DEVELOPMENT STRATEGY-FALLS OF THE OHIO INTERPRETIVE CENTER
Project Details
CLIENT
Town of Clarksville
LOCATION
Clarksville, Indiana
In 1985, Woolpert prepared an urban waterfront development strategy for Clarksville, IN that recommended creating educational tourism opportunities through the construction of an interpretive nature center at the Falls of the Ohio, a 350- to 400-million-year-old fossil bed on the Ohio River.
Woolpert provided planning, architecture, landscape architecture and engineering services for the 16,000-square-foot Falls of the Ohio Interpretive Center.

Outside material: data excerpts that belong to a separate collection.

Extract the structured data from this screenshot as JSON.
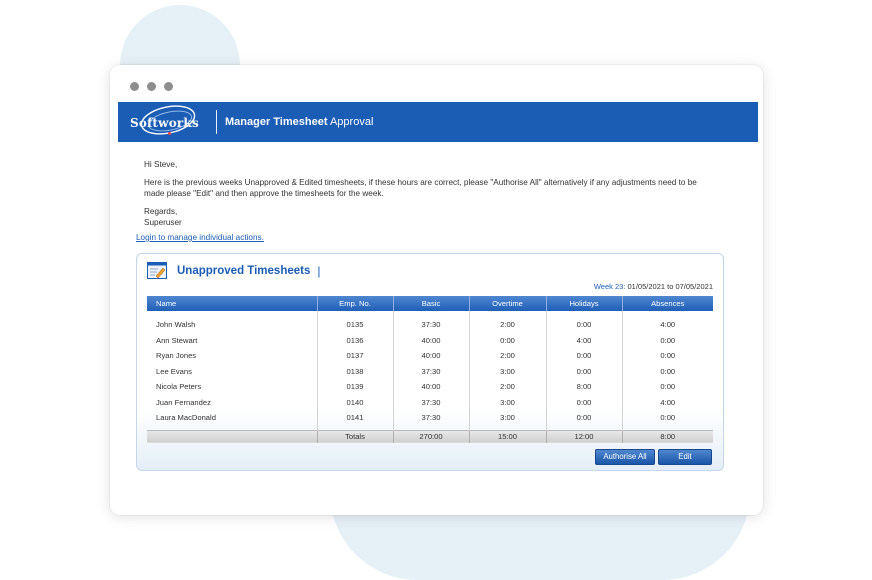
{
  "brand": {
    "logo_text": "Softworks",
    "title_bold": "Manager Timesheet",
    "title_rest": "Approval",
    "color": "#1b5db5"
  },
  "email": {
    "greeting": "Hi Steve,",
    "message": "Here is the previous weeks Unapproved & Edited timesheets, if these hours are correct, please \"Authorise All\" alternatively if any adjustments need to be made please \"Edit\" and then approve the timesheets for the week.",
    "regards": "Regards,",
    "signature": "Superuser",
    "login_link": "Login to manage individual actions."
  },
  "panel": {
    "title": "Unapproved Timesheets",
    "title_bar": "|",
    "week_label": "Week 23:",
    "week_range": "01/05/2021 to 07/05/2021",
    "icon": "timesheet-edit-icon"
  },
  "table": {
    "columns": [
      "Name",
      "Emp. No.",
      "Basic",
      "Overtime",
      "Holidays",
      "Absences"
    ],
    "rows": [
      [
        "John Walsh",
        "0135",
        "37:30",
        "2:00",
        "0:00",
        "4:00"
      ],
      [
        "Ann Stewart",
        "0136",
        "40:00",
        "0:00",
        "4:00",
        "0:00"
      ],
      [
        "Ryan Jones",
        "0137",
        "40:00",
        "2:00",
        "0:00",
        "0:00"
      ],
      [
        "Lee Evans",
        "0138",
        "37:30",
        "3:00",
        "0:00",
        "0:00"
      ],
      [
        "Nicola Peters",
        "0139",
        "40:00",
        "2:00",
        "8:00",
        "0:00"
      ],
      [
        "Juan Fernandez",
        "0140",
        "37:30",
        "3:00",
        "0:00",
        "4:00"
      ],
      [
        "Laura MacDonald",
        "0141",
        "37:30",
        "3:00",
        "0:00",
        "0:00"
      ]
    ],
    "totals": [
      "",
      "Totals",
      "270:00",
      "15:00",
      "12:00",
      "8:00"
    ]
  },
  "buttons": {
    "authorise": "Authorise All",
    "edit": "Edit"
  }
}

The building features classrooms, indoor and outdoor galleries, meeting rooms, offices, picnic areas, observation overlooks, a library and a 100-seat multimedia auditorium.
The site development included an entry plaza featuring commemorative bricks in the pavement pattern, a series of decks to provide panoramic views of the river and fossil beds, a vehicular drop-off designed to accommodate buses, and a parking lot sited in a natural depression to limit views of the cars and buses.
Planned in cooperation with the U.S. Army Corps of Engineers, the project was supported by a joint mayor’s committee representing the riverfront communities of Clarksville, Jeffersonville, New Albany and Louisville. The Indiana Department of Natural Resources operates the facility.